– Конечно, не хочу! – в голосе Ланса послышалось искреннее возмущение. – Утром, когда я понял, что произошло, я был просто взбешен. Сказал, что не хочу больше видеть ни ее, ни ее интриганку-заговорщицу служанку и что раздавлю эту надоедливую старуху, если она когда-нибудь еще попадется мне на пути. – Ланс перевел дух и продолжал: – Но на этом, похоже, еще ничего не кончилось. Только что конюх мне сообщил, что Элейн собирается в Камелот… с ребенком, которого она называет моим сыном.
Слова были произнесены спокойно, но вонзились в меня, как острый нож. С новой силой болезненная пустота бесплодия овладела мной – мрачное, холодное отчаяние и горестное понимание того, что мне не дано материнство, которое так легко достается любой коровнице или посудомойке. Эта негодница не только уложила в постель человека, который отказывался со мной переспать, но подарила ему еще и ребенка. Ребенка… дар самой жизни, залог бессмертия. А я не могла его дать ни Артуру, ни Лансу, никому другому.
Я сидела сраженная услышанным и неотрывно смотрела на стрекозу, опустившуюся отдохнуть на камне. В ней не осталось красок, и мир вокруг мертвенно померк.
Постепенно во мне разрасталось понимание, разрасталось изнутри, как болезненная опухоль, заполняя всю до кончиков пальцев. Я вскочила на ноги, что-то прокричала и бросилась к лошадям.
– Гвен! – Голос Ланса долетел до меня, когда я уже отвязала повод и прыгнула в седло. – Гвен, подожди!
Но кобылка взяла с места, повинуясь моему бессловесному стону, и, вскинув головой, повернула через луг к полному валежника лесу. Я легла лошади на шею, стараясь достаточно натягивать удила, чтобы не потерять над животным контроль, и в то же время понукая Этейн.
За нами раздавался стук копыт лошади Ланса, пытавшейся нас догнать. Я как следует ударила Этейн каблуками в бока, и та ускорила свой бег, когда мы влетали в лес.

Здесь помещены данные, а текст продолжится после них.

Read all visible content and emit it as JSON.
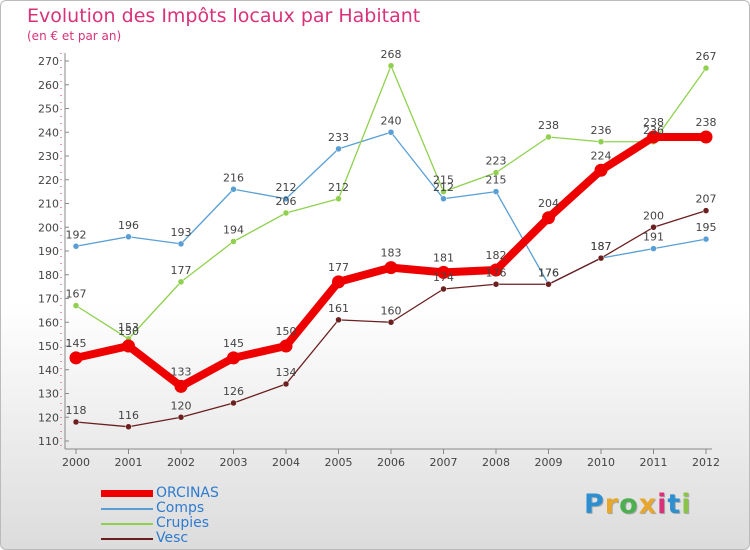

Я не первый раз пыталась убежать от судьбы. Когда Бедивер подтвердил, что Мордред был и в самом деле сыном Артура, я просто обезумела и понеслась навстречу надвигавшейся бурс.
Но это случилось на свободной римской дороге. А теперь я старалась управлять неопытным животным среди сгущающихся сумерек леса. Кусты орешника хлестали по рукам, когда Этейн бешено кидалась в сторону, чтобы миновать самые опасные препятствия, и я еле успевала пригибать голову, когда мы мчались под низкорастущими ветками. Стволы огромных деревьев исчезали позади, и я мельком подумала, когда же мы влетим головой в один из них. Наконец, я оставила попытки направлять лошадь и, предоставив ей свободу, скрючилась на шее, вцепившись руками в соломенную гриву.